The cultivation of Mindfulness has roots in Buddhism, but most religions include some type of prayer or meditation technique that helps shift your thoughts away from your usual preoccupations toward an appreciation of the moment and a larger perspective on life. Professor emeritus Jon Kabat-Zinn, founder and former director of the Stress Reduction Clinic at the University of Massachusetts Medical Center, helped to bring the practice of Mindfulness meditation into mainstream medicine and demonstrated that practicing Mindfulness can bring improvements in both physical and psychological symptoms as well as positive changes in health, attitudes, and behaviours.
Increasing your capacity for Mindfulness supports many attitudes that contribute to a satisfied life. Being mindful makes it easier to savor the pleasures in life as they occur, helps you become fully engaged in activities, and creates a greater capacity to deal with adverse events. By focusing on the here and now, many people who practice Mindfulness find that they are less likely to get caught up in worries about the future or regrets over the past, are less preoccupied with concerns about success and self-esteem, and are better able to form deep connections with others.

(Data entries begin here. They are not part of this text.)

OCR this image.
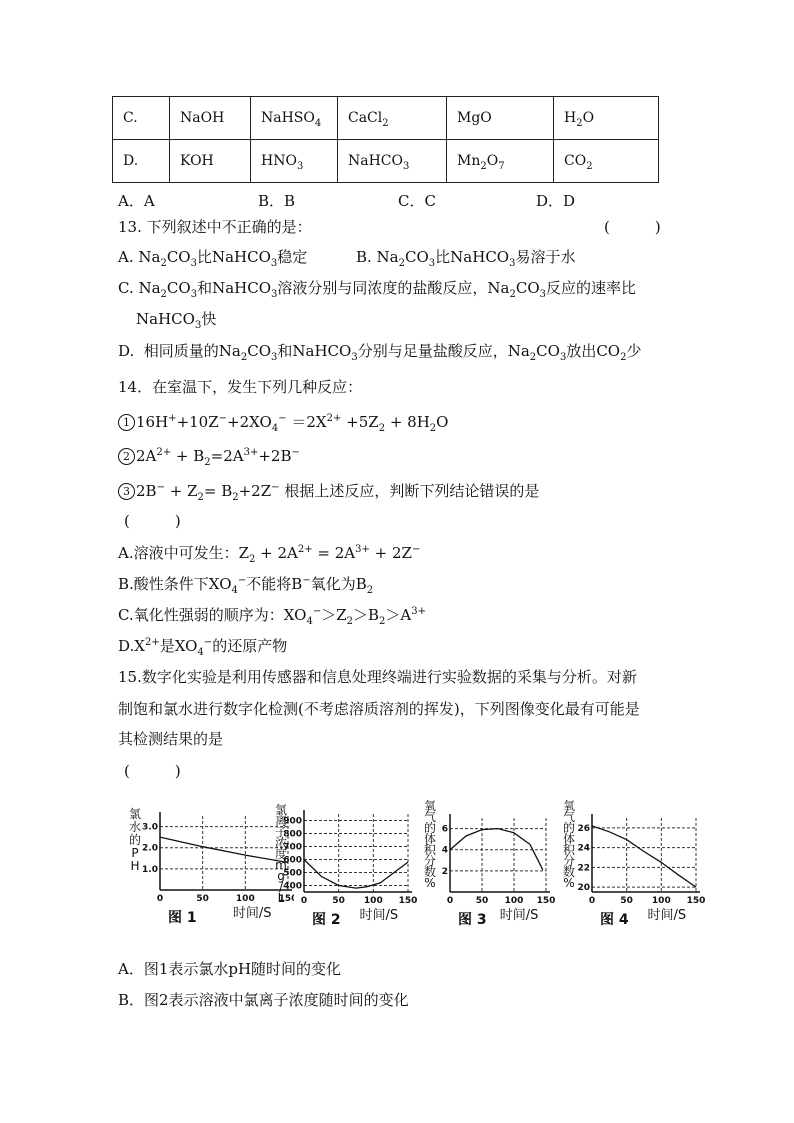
C.	NaOH	NaHSO$_4$	CaCl$_2$	MgO	$H_2O$
D.	KOH	$HNO_3$	NaHCO$_3$	$Mn_2O_7$	$CO_2$
A．A	B．B	C．C	D．D
13. 下列叙述中不正确的是：	(　　　)
A. $Na_2CO_3$比NaHCO$_3$稳定	B. $Na_2CO_3$比NaHCO$_3$易溶于水
C. $Na_2CO_3$和NaHCO$_3$溶液分别与同浓度的盐酸反应，$Na_2CO_3$反应的速率比
NaHCO$_3$快
D.  相同质量的$Na_2CO_3$和NaHCO$_3$分别与足量盐酸反应，$Na_2CO_3$放出$CO_2$少
14．在室温下，发生下列几种反应：
1 $16H^++10Z^-+2XO_4^- =2X^{2+} +5Z_2 + 8H_2O$
2 $2A^{2+} + B_2=2A^{3+}+2B^-$
3 $2B^- + Z_2= B_2+2Z^-$ 根据上述反应，判断下列结论错误的是
(　　　)
A.溶液中可发生：$Z_2 + 2A^{2+} = 2A^{3+} + 2Z^-$
B.酸性条件下$XO_4^-$不能将B−氧化为$B_2$
C.氧化性强弱的顺序为：$XO_4^->Z_2>B_2>A^{3+}$
$D.X^{2+}$是$XO_4^-$的还原产物
15.数字化实验是利用传感器和信息处理终端进行实验数据的采集与分析。对新
制饱和氯水进行数字化检测(不考虑溶质溶剂的挥发)，下列图像变化最有可能是
其检测结果的是
(　　　)
0	50	100	15
1.0
2.0
3.0
氯
水
的
P
H
时间/S
图 1
0	50 100 150
400
500
600
700
800
900
氯
离
子
浓
度
m
g
/
L
时间/S
图 2
0	50 100 150
2
4
6
氧
气
的
体
积
分
数
%
时间/S
图 3
0	50 100 150
20
22
24
26
氧
气
的
体
积
分
数
%
时间/S
图 4
A．图1表示氯水pH随时间的变化
B．图2表示溶液中氯离子浓度随时间的变化
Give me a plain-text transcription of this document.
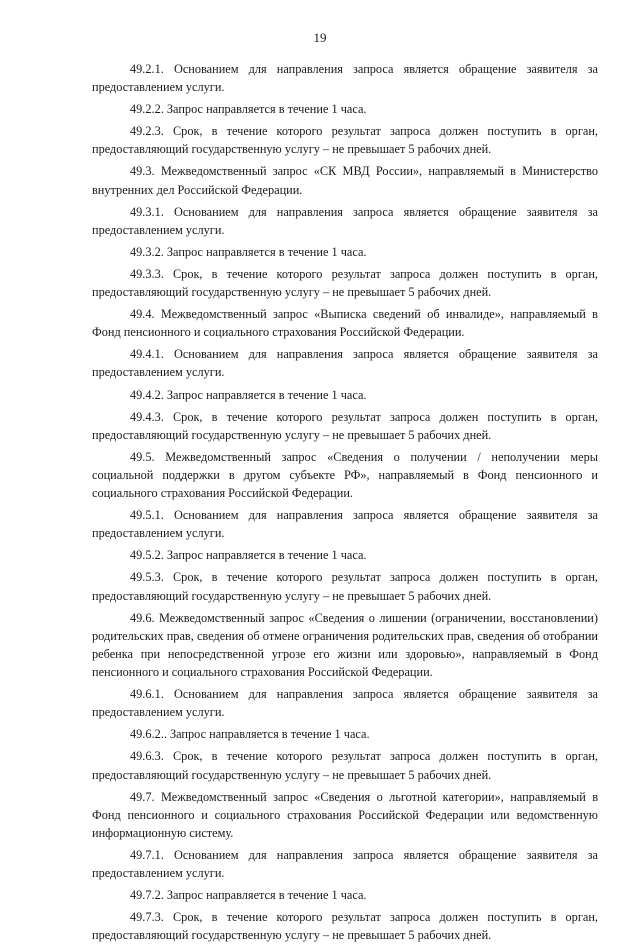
19

49.2.1. Основанием для направления запроса является обращение заявителя за предоставлением услуги.

49.2.2. Запрос направляется в течение 1 часа.

49.2.3. Срок, в течение которого результат запроса должен поступить в орган, предоставляющий государственную услугу – не превышает 5 рабочих дней.

49.3. Межведомственный запрос «СК МВД России», направляемый в Министерство внутренних дел Российской Федерации.

49.3.1. Основанием для направления запроса является обращение заявителя за предоставлением услуги.

49.3.2. Запрос направляется в течение 1 часа.

49.3.3. Срок, в течение которого результат запроса должен поступить в орган, предоставляющий государственную услугу – не превышает 5 рабочих дней.

49.4. Межведомственный запрос «Выписка сведений об инвалиде», направляемый в Фонд пенсионного и социального страхования Российской Федерации.

49.4.1. Основанием для направления запроса является обращение заявителя за предоставлением услуги.

49.4.2. Запрос направляется в течение 1 часа.

49.4.3. Срок, в течение которого результат запроса должен поступить в орган, предоставляющий государственную услугу – не превышает 5 рабочих дней.

49.5. Межведомственный запрос «Сведения о получении / неполучении меры социальной поддержки в другом субъекте РФ», направляемый в Фонд пенсионного и социального страхования Российской Федерации.

49.5.1. Основанием для направления запроса является обращение заявителя за предоставлением услуги.

49.5.2. Запрос направляется в течение 1 часа.

49.5.3. Срок, в течение которого результат запроса должен поступить в орган, предоставляющий государственную услугу – не превышает 5 рабочих дней.

49.6. Межведомственный запрос «Сведения о лишении (ограничении, восстановлении) родительских прав, сведения об отмене ограничения родительских прав, сведения об отобрании ребенка при непосредственной угрозе его жизни или здоровью», направляемый в Фонд пенсионного и социального страхования Российской Федерации.

49.6.1. Основанием для направления запроса является обращение заявителя за предоставлением услуги.

49.6.2.. Запрос направляется в течение 1 часа.

49.6.3. Срок, в течение которого результат запроса должен поступить в орган, предоставляющий государственную услугу – не превышает 5 рабочих дней.

49.7. Межведомственный запрос «Сведения о льготной категории», направляемый в Фонд пенсионного и социального страхования Российской Федерации или ведомственную информационную систему.

49.7.1. Основанием для направления запроса является обращение заявителя за предоставлением услуги.

49.7.2. Запрос направляется в течение 1 часа.

49.7.3. Срок, в течение которого результат запроса должен поступить в орган, предоставляющий государственную услугу – не превышает 5 рабочих дней.
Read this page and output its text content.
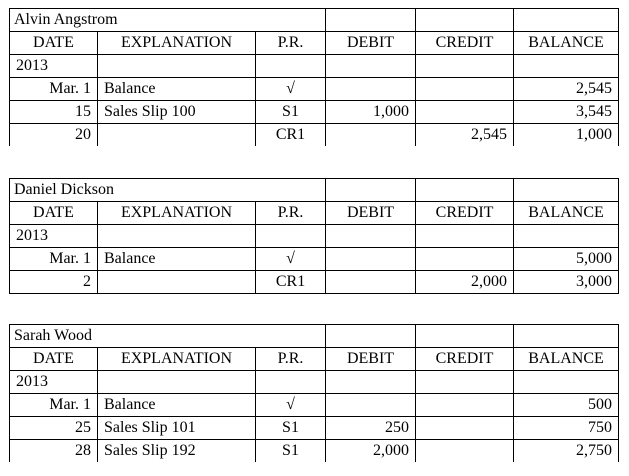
Alvin Angstrom					
DATE	EXPLANATION	P.R.	DEBIT	CREDIT	BALANCE
2013					
Mar. 1	Balance	√			2,545
15	Sales Slip 100	S1	1,000		3,545
20		CR1		2,545	1,000
Daniel Dickson					
DATE	EXPLANATION	P.R.	DEBIT	CREDIT	BALANCE
2013					
Mar. 1	Balance	√			5,000
2		CR1		2,000	3,000
Sarah Wood					
DATE	EXPLANATION	P.R.	DEBIT	CREDIT	BALANCE
2013					
Mar. 1	Balance	√			500
25	Sales Slip 101	S1	250		750
28	Sales Slip 192	S1	2,000		2,750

If greater well-being isn’t enough of an incentive, scientists have discovered that Mindfulness techniques help improve physical health in a number of ways. Mindfulness can: help relieve stress, treat heart disease, lower blood pressure, reduce chronic pain, , improve sleep, and alleviate gastrointestinal difficulties.
In recent years, psychotherapists have turned to Mindfulness meditation as an important element in the treatment of a number of problems, including: depression, substance abuse, eating disorders, couples’ conflicts, anxiety disorders, and obsessive-compulsive disorder
Some experts believe that Mindfulness works, in part, by helping people to accept their experiences—including painful emotions—rather than react to them with aversion and avoidance. It’s become increasingly common for Mindfulness meditation to be combined with psychotherapy, especially cognitive behavioral therapy. This development makes good sense, since both meditation and cognitive behavioral therapy share the common goal of helping people gain perspective on irrational, maladaptive, and self-defeating thoughts.
There is more than one way to practice Mindfulness, but the goal of any Mindfulness technique is to achieve a state of alert, focused relaxation by deliberately paying attention to thoughts and sensations without judgment. This allows the mind to refocus on the present moment. All Mindfulness techniques are a form of meditation.
Above all, Mindfulness practice involves accepting whatever arises in your awareness at each moment. It involves being kind and forgiving toward yourself.